Os deputados pedem a instalação de uma comissão para julgar o ministro em documento entregue ao senador José Sarney,. Eles argumentam que ao emitir opinião sobre o seu voto no julgamento, o ministro teria contrariado artigo da Lei Orgânica da Magistratura, que proíbe juizes de manifestar opinião sobre processo pendente de julgamento.
“O ministro Marco Aurélio fez algo que não deveria. Ele antecipou o seu voto antes do julgamento, estimulando os outros ministros do STF a seguir seu voto”, disse o deputado Pastor Marco Feliciano (PSC-SP), um dos parlamentares que participou da entrega do documento a Sarney. Segundo ele, uma decisão do Supremo favorável à liberação do aborto nos casos de feto anencéfalos pode levar à liberação do aborto no Brasil.
O deputado Pastor Marco Feliciano argumenta que, no futuro, uma gestante que descobrir que está esperando um filho com algum tipo de anomalia pode recorrer à justiça para reivindicar a liberação do aborto. “Uma decisão favorável neste caso pode levar no futuro à legalização do aborto no país e ao assassinato em massa de crianças em nosso país”, disse o parlamentar.
De acordo com a Constituição Federal, é competência privativa do Senado Federal processar e julgar os ministros do Supremo Tribunal Federal. Caberá agora ao senador José Sarney decidir se acata ou não a denúncia contra o ministro Marco Aurélio Mello. Se acatar, será criada uma comissão para cuidar da abertura do processo.
O ministro do Supremo Tribunal Federal (STF), Marco Aurélio Mello, rebateu hoje (11) as críticas, feitas por integrantes da Frente Parlamentar Evangélica e da bancada católica, de que teria antecipado seu voto à imprensa antes do julgamento do processo sobre a liberação do aborto de fetos anencéfalos.
“Para deferir a liminar [de 2004, que autorizava o aborto no caso de fetos anencéfalos], tive de revelar o meu convencimento. Não tenho culpa se não mudei de opinião até aqui e se só me curvo à minha ciência e minha consciência”, disse Mello.
Os parlamentares pediram ao presidente do Senado José Sarney (PMDB-AP) a abertura de processo por crime de responsabilidade contra o ministro do STF.

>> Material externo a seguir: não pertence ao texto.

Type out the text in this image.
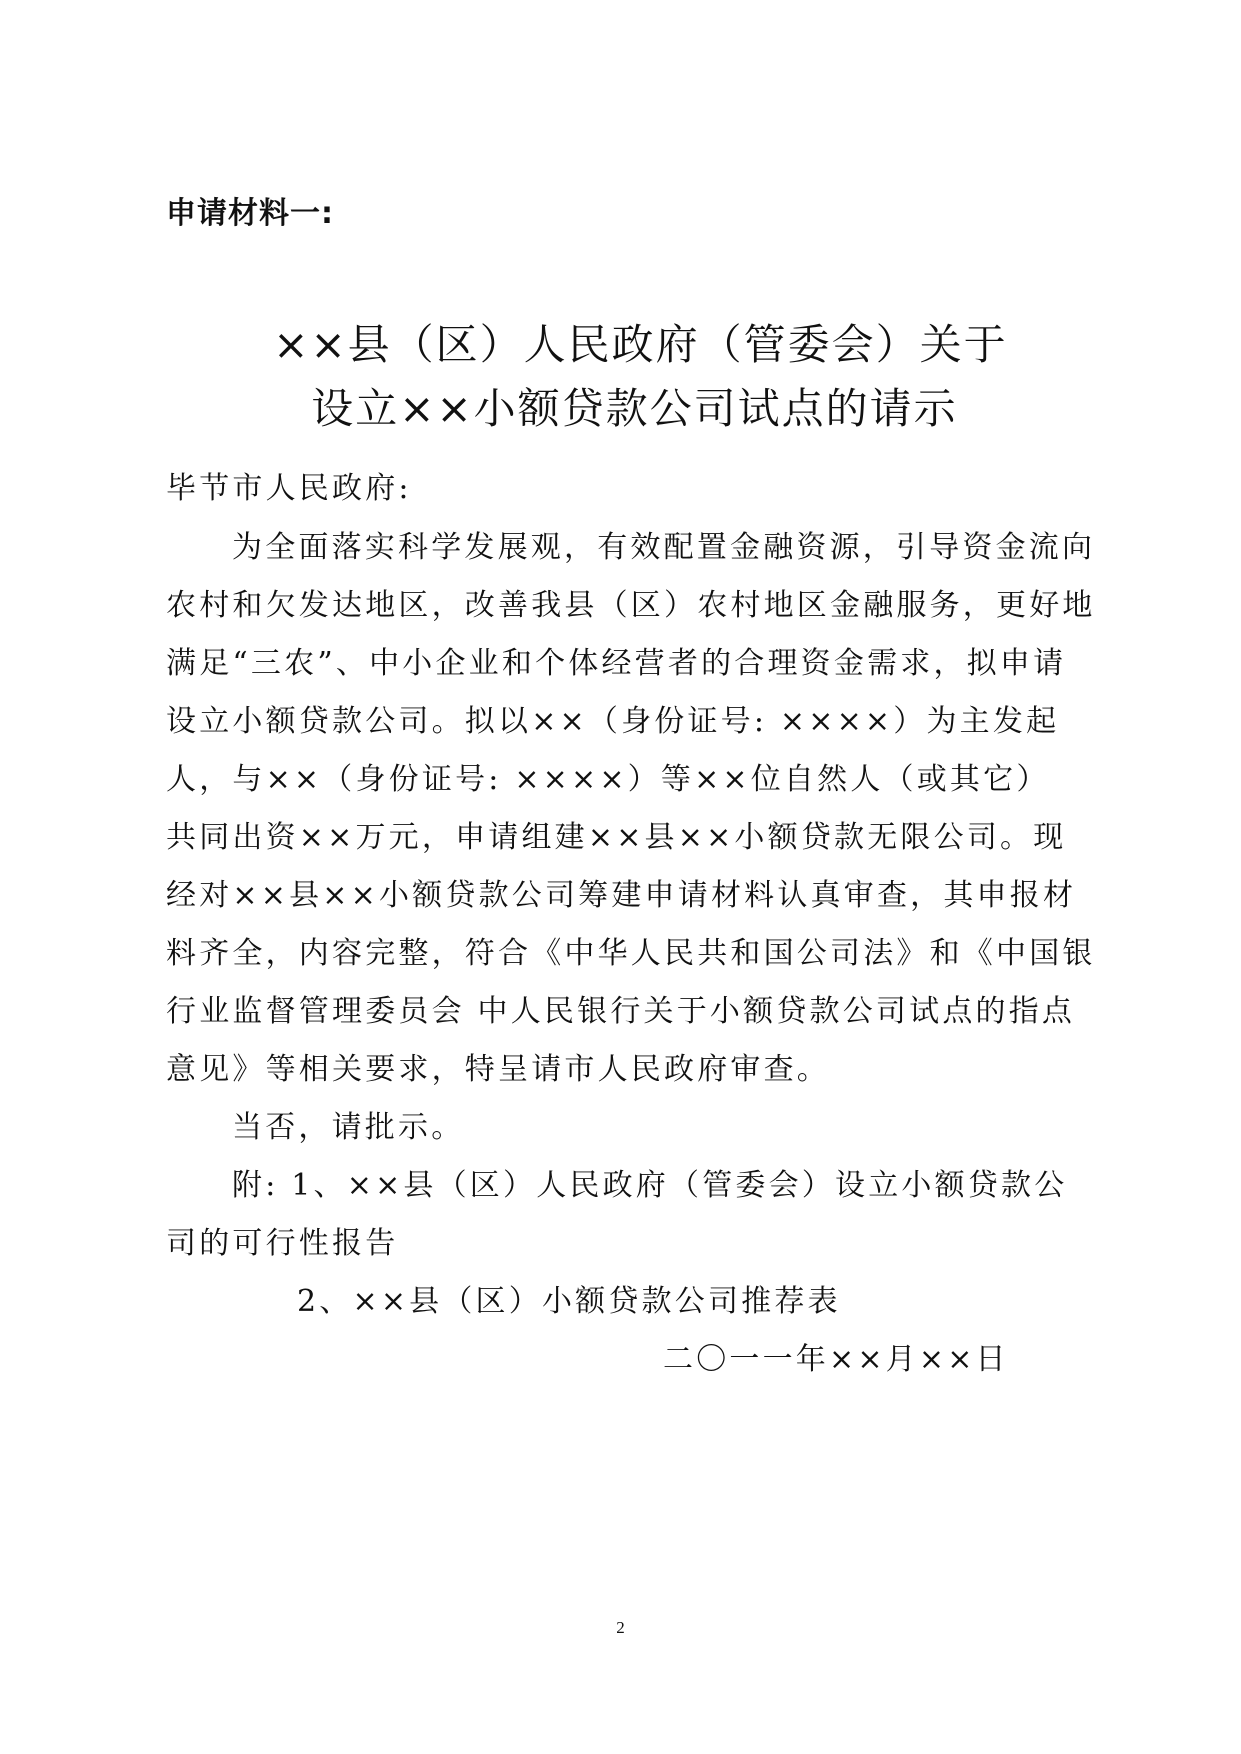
申请材料一:
××县（区）人民政府（管委会）关于
设立××小额贷款公司试点的请示
毕节市人民政府:
为全面落实科学发展观，有效配置金融资源，引导资金流向
农村和欠发达地区，改善我县（区）农村地区金融服务，更好地
满足“三农”、中小企业和个体经营者的合理资金需求，拟申请
设立小额贷款公司。拟以××（身份证号: ××××）为主发起
人，与××（身份证号: ××××）等××位自然人（或其它）
共同出资××万元，申请组建××县××小额贷款无限公司。现
经对××县××小额贷款公司筹建申请材料认真审查，其申报材
料齐全，内容完整，符合《中华人民共和国公司法》和《中国银
行业监督管理委员会 中人民银行关于小额贷款公司试点的指点
意见》等相关要求，特呈请市人民政府审查。
当否，请批示。
附: 1、××县（区）人民政府（管委会）设立小额贷款公
司的可行性报告
2、××县（区）小额贷款公司推荐表
二〇一一年××月××日
2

Em documento entregue ao senador Sarney, os deputados pedem a instalação de uma comissão para julgar o ministro. Eles argumentam que, ao emitir opinião sobre o seu voto no julgamento, o ministro teria contrariado artigo da Lei Orgânica da Magistratura, que proíbe juizes de manifestar opinião sobre processo pendente de julgamento.